News

Northwest passage? The state of Washington's Initiative 200 is next round in national struggle over affirmative action

by Patarick Mazza , July 15, 2007

The state of Washington's Initiative 200 is next round in the national struggle over affirmative action

Seattle -- Activists seeking to roll back affirmative action programs won a 1996 election victory in California, but stalled in Houston in 1997. Now, they are seeking to jump-start their national campaign with an initiative on the Washington state ballot this November.

Initiative 200 would bar state and local governments from, "discriminating or granting preferential treatment based on race, sex, color, ethnicity, or national origin in public employment, education, and contracting."

Its proponents advertise it as "The Washington State Civil Rights Initiative." A virtual replay of California's Proposition 209, I-200 received $178,000 -- money that helped fund paid signature gatherers -- from Prop 209 supporter Ward Connerly's American Civil Rights Institute.

According to Michelle Ackerman, the communications director for NO! 200, anti-affirmative action forces have targeted Washington state to re-start what is perceived to be a stalled national agenda.

"It's very clear that's what this would do," she said.

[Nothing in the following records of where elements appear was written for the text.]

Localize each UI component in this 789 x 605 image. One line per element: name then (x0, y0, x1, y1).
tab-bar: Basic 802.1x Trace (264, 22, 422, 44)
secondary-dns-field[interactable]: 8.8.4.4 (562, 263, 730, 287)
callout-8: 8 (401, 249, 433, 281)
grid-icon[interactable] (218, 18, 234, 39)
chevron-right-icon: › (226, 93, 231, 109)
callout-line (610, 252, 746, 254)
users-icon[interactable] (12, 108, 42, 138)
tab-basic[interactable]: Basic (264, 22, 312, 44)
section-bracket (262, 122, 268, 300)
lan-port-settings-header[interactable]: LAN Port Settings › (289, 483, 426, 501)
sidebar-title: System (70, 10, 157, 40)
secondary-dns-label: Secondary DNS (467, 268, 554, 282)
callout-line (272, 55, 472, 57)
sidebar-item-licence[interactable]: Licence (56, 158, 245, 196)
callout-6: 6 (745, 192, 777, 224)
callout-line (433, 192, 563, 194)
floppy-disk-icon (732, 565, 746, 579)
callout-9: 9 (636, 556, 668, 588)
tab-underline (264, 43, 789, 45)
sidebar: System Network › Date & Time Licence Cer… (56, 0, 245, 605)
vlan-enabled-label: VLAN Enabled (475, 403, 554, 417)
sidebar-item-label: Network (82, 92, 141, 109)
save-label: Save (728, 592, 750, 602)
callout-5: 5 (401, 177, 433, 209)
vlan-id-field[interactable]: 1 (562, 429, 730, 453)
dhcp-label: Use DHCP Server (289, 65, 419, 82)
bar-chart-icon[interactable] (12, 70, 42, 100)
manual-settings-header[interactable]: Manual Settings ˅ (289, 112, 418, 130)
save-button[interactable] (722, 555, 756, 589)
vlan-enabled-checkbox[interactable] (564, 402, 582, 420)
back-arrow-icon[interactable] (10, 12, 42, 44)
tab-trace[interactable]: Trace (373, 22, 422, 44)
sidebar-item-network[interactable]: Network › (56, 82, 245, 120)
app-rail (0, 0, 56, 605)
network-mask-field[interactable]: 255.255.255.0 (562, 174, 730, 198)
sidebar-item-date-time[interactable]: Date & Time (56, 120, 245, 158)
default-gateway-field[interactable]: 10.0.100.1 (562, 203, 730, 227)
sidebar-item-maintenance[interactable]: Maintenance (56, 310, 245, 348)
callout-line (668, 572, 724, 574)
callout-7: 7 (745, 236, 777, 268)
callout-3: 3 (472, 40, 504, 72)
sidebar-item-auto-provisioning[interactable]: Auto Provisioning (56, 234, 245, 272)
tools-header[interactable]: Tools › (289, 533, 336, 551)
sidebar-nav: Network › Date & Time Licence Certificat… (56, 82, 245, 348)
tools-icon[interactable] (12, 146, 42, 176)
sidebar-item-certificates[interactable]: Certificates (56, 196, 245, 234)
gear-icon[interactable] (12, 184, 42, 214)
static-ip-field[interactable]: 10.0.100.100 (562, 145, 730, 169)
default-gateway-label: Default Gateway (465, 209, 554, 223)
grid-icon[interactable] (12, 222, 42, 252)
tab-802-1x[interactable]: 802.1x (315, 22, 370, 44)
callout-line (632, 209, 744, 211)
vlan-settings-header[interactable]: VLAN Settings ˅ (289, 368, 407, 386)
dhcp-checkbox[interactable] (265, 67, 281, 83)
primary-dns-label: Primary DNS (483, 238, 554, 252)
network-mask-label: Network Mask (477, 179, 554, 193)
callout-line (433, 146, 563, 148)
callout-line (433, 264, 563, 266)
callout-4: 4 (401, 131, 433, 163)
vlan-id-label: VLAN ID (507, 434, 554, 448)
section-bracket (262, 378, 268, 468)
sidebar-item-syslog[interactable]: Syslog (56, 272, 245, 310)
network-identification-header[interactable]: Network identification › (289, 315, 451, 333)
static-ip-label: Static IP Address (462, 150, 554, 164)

John Carlson, the chairman of Yes on Initiative 200, said victory would "hasten the pace of change, [although] change is coming anyway."

As in the California ballot, where Connerly was a high-visibility figure, 1200 has an African American among its four co-chairs, Mary A. Radcliffe.

"I'm against discrimination of any kind," said Radcliffe, who cites a background as co-chair of an Olympia Episcopal Diocese racial issues committee and with diversity groups at U.S. West, where she retired as assistant to the president of the phone company's Washington branch.

"It's really very troublesome when people achieve and then someone slaps them in the face and says, `Did affirmative action get you there?'" she added. "Coming from the South, going to high school in the fifties, we didn't have to worry about what someone achieved. People knew you did it on your own."